ロケット弾が飛んでくる地域で暮らし続けるか、平和に暮らせる別の国に移り住むか 戦闘に直面したイスラエル在住日本人女性たちの葛藤
パレスチナ自治区ガザを実効支配するイスラム組織ハマスとイスラエルとの戦闘。外務省領事局海外邦人安全課によると、衝突が始まった10月7日時点でイスラエル(パレスチナ地区を含む)に約1300人いた日本人は、11月中旬には800人ほどになった。「しょっちゅうロケット弾が飛んでくる」地域で暮らす女性は体調を崩しながらも、国の出動要請に備える看護師の夫と共にいたいと現地に残る。一方、友人の親族がハマスの人質となった別の女性は国外に一時避難した。11月下旬に再び現地に戻ったが、「平和に暮らせる別の国を探すべきだろうか」とも悩む。これ以上犠牲が増えないことを願いながらも、双方の分断の深さを目の当たりにし、先の見えない日々に不安を募らせている。(共同通信=永井なずな) 歴史が生んだ「世紀の難問」…イスラエル、パレスチナの争いはなぜ始まった 基礎から解説
▽頭上を飛ぶロケット弾 テルアビブ郊外に住む好光結希さん(32)は今も現地で暮らす。「しょっちゅうロケット弾が飛んでくるので、買い物などの外出はなるべく減らしている」と話す。仕事はマーケティング関係で、予備役に招集された同僚も多い。自身はリモートワークが可能だが、出社の必要な人たちはシェルターの場所や避難経路を入念に調べて通勤しているという。 10月下旬、夫と車に乗っていると突然、町のあちこちで「ウィーンウィーン」とけたたましくサイレンが鳴りだした。ガザ地区からのロケット弾飛来を告げる警報だ。国公式のスマートフォンアプリも、ほぼ同時に警報音を発した。すぐに車を降り、道路にうつぶせて両手で頭を覆い、夫と身を寄せ合った。 やがて体に響く振動と共に、上空で「ドンドン」とロケット弾が迎撃される音が聞こえた。2分ほどたって警報はやんだが「気持ちが張り詰め、死が頭をよぎった」。10分ほどその場に待機し、その場を離れた。

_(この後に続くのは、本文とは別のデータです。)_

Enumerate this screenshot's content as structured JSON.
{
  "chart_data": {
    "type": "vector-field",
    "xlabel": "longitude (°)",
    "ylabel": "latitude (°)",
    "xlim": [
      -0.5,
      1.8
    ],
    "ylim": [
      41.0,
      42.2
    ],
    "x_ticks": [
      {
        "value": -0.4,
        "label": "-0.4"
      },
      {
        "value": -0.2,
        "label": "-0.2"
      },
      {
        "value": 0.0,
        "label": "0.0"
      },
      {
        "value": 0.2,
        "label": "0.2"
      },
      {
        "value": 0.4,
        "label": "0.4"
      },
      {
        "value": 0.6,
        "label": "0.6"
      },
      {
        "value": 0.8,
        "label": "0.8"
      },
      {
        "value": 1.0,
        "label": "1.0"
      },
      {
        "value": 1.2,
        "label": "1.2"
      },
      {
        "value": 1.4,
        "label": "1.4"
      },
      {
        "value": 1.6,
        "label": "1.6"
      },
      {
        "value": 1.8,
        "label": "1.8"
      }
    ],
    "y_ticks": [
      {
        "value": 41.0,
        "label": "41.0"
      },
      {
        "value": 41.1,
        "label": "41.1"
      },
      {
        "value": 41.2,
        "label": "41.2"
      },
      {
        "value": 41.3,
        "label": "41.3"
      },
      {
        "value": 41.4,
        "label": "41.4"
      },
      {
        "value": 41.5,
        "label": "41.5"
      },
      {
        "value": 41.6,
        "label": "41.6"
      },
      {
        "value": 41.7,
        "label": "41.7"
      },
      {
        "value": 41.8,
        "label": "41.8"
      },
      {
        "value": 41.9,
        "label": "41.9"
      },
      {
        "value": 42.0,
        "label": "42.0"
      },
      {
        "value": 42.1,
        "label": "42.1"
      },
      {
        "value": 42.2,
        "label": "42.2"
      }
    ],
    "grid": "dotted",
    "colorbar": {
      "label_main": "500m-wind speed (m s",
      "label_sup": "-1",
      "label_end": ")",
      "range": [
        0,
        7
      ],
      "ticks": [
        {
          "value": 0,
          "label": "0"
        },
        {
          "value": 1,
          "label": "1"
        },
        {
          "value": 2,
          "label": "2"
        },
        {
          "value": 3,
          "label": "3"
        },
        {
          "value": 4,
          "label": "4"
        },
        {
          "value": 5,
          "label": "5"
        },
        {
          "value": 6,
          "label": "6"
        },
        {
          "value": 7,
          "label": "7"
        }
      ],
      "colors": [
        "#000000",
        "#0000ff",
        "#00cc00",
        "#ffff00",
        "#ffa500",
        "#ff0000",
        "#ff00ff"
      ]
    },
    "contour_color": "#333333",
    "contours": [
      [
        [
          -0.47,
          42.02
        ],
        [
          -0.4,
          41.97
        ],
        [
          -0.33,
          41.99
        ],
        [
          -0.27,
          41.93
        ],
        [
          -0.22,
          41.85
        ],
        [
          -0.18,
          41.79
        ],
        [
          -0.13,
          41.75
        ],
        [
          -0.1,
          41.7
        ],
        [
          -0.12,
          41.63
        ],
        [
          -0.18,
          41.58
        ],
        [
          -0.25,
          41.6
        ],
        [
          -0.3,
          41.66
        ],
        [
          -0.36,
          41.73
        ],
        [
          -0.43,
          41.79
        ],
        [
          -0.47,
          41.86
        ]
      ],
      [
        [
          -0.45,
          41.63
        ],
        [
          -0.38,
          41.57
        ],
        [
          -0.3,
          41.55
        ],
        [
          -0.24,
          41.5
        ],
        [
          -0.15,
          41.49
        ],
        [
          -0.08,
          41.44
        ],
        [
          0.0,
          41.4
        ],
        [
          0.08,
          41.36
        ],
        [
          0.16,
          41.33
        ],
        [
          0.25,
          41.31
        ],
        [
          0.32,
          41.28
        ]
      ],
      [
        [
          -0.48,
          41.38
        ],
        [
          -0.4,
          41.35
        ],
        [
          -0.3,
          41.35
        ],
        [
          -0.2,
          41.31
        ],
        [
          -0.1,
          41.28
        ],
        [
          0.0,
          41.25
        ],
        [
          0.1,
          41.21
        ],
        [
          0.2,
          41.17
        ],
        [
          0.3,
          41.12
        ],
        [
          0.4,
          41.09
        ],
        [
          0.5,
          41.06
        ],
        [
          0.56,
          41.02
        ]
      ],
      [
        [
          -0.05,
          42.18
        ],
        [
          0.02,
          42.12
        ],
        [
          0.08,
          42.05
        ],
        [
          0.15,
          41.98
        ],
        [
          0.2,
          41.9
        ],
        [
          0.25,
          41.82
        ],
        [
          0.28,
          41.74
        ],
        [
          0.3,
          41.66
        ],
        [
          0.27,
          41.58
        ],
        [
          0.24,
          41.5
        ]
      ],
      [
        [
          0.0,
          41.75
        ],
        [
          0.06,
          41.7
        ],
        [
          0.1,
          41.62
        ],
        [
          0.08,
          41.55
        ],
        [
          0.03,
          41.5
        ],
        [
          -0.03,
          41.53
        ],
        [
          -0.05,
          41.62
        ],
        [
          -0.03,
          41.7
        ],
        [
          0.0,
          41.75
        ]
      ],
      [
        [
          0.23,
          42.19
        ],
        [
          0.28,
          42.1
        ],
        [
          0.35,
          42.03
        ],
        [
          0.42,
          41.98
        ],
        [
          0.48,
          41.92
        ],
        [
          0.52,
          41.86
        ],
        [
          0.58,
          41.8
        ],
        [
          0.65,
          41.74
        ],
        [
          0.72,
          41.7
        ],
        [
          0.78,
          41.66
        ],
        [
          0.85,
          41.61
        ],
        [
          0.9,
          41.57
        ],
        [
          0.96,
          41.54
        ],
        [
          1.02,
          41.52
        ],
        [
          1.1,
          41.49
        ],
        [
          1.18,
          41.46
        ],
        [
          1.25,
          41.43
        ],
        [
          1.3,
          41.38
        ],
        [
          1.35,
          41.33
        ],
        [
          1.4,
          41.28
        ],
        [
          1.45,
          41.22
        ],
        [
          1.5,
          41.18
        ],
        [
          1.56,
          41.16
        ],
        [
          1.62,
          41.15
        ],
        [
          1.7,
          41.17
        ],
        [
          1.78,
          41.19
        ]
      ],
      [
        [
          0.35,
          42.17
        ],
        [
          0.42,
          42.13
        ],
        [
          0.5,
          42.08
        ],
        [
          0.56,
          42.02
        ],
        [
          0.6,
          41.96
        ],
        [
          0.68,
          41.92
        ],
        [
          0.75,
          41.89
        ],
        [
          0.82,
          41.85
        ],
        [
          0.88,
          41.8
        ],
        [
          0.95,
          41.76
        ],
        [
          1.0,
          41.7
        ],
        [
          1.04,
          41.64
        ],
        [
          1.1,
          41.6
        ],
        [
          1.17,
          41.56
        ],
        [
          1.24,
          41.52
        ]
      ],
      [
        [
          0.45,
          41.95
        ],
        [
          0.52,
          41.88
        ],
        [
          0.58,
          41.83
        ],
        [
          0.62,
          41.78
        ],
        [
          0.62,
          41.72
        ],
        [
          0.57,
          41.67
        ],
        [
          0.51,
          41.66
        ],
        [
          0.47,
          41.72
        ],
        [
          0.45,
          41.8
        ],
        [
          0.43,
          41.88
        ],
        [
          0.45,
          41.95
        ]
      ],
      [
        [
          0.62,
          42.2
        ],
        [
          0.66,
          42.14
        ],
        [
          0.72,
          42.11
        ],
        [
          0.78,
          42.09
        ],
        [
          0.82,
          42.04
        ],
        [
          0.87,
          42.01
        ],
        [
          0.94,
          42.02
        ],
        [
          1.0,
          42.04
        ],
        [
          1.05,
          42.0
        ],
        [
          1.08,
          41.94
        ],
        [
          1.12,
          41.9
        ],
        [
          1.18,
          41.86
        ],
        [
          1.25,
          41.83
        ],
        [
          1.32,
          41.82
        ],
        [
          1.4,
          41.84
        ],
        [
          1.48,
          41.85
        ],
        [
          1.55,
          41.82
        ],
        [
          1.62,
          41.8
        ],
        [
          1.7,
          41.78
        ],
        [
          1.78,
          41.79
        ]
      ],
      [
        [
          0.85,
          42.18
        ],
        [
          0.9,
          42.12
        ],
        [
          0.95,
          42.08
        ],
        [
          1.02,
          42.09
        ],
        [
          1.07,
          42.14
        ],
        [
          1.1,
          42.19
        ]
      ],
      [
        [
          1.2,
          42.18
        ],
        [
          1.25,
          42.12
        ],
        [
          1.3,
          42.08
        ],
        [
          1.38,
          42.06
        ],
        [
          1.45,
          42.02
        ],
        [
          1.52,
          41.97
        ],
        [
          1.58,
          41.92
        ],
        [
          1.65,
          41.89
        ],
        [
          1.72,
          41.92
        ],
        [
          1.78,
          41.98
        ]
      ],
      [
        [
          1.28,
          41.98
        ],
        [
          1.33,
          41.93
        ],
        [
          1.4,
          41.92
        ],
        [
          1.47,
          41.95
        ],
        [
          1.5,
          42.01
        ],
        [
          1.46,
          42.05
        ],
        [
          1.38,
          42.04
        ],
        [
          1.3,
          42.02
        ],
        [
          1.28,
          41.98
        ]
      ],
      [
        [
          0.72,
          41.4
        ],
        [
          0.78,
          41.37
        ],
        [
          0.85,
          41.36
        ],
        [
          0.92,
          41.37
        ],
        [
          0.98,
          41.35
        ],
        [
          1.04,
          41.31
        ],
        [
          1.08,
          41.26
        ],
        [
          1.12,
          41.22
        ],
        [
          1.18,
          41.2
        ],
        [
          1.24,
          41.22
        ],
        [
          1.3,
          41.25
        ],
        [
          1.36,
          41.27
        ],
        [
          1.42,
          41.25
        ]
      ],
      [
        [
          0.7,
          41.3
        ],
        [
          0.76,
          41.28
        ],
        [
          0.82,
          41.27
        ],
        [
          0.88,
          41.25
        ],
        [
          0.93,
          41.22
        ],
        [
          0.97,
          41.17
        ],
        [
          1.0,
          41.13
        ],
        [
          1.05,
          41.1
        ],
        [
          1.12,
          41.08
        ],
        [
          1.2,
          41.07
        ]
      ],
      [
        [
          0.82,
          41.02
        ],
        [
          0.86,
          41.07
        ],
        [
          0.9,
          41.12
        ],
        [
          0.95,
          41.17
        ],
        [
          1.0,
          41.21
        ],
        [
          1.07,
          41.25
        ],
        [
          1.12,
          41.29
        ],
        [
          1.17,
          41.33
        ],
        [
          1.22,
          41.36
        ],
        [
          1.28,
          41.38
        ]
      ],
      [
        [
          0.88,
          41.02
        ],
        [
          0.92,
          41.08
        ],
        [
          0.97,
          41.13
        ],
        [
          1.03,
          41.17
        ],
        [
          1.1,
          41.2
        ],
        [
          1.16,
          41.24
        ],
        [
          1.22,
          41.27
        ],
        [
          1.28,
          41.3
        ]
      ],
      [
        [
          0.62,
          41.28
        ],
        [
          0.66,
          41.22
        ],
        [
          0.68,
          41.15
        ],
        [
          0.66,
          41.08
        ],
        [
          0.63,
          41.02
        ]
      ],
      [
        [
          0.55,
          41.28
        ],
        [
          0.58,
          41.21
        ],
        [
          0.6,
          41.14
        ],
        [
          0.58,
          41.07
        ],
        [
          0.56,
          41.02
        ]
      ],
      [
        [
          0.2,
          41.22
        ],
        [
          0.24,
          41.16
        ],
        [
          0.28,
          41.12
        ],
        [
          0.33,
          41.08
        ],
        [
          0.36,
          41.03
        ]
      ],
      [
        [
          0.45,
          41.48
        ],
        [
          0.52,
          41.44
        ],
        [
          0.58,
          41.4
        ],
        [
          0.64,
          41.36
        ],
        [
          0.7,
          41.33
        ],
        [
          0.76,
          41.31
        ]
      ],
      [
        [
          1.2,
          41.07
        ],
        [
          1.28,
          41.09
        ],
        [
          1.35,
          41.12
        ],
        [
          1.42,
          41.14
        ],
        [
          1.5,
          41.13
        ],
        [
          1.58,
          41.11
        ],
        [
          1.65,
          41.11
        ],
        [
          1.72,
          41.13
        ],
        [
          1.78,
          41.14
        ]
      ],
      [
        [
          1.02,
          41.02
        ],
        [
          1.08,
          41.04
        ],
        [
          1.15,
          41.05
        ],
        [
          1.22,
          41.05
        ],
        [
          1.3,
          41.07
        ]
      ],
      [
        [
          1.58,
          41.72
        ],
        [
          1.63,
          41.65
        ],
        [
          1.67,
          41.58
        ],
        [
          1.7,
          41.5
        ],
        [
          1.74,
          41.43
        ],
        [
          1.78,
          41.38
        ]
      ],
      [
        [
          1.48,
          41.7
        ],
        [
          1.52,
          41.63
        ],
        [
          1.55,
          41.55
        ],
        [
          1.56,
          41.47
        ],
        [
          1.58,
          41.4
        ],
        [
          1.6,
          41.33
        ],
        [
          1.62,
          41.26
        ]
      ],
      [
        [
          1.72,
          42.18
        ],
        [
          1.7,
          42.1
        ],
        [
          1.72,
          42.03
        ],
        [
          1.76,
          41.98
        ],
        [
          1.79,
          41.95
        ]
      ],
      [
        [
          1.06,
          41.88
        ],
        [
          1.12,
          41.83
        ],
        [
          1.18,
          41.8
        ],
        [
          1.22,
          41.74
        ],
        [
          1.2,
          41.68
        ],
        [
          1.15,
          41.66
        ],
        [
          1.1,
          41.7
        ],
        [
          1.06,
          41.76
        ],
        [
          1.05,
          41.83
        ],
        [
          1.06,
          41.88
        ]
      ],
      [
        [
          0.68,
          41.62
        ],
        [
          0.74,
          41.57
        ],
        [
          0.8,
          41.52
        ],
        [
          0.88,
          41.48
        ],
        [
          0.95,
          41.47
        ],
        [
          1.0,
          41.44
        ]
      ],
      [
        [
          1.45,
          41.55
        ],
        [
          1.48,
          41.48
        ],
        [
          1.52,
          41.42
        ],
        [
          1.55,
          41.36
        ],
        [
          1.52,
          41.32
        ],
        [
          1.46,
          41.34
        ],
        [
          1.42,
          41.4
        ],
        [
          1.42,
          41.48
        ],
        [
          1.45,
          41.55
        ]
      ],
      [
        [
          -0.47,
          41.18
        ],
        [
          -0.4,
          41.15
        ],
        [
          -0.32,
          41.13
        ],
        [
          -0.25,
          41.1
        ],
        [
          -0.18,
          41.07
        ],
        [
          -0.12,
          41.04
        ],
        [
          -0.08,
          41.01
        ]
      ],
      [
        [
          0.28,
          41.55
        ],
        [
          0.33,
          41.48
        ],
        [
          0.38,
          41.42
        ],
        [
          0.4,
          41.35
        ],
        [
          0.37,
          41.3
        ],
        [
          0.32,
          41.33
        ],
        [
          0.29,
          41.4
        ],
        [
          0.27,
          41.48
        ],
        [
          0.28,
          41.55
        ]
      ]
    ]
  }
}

自宅アパートにいる時にサイレンが鳴れば、軍の市民向けマニュアルに従ってすぐに窓を閉め、普段は仕事部屋として使っているシェルターに逃げ込む。他の部屋より壁の構造が頑丈で、窓は鉄製のカバーで覆うことができる。 警報と避難で入浴や睡眠が遮られる日も珍しくなく、寝不足や頭痛に見舞われるようになった。「日々の暮らしが脅かされ、連れ去られた人質も戻ってこない状況では、ハマスへの反撃は仕方ないと受け止めている」。一方で、このままでは双方の犠牲はとまらない。「この葛藤を伝えるのは本当に難しいが、日本にいる人に少しでも想像してもらえたら」と願う。 ▽ハマス襲撃にもどかしそうな夫 好光さんは滋賀県で育ち、中高時代に世界史でナチス・ドイツによるホロコースト(大量虐殺)について学んだ時に「なんでユダヤ人が殺されなあかんかったん(殺されなければならなかったのか)」と疑問が膨らんだ。京都の大学で国際政治を専攻して中東問題を学び、大学院ではユダヤ教やイスラム教を研究。ヘブライ語を上達させて宗教や歴史をより深く学びたいと、2014~15年にイスラエルに留学した。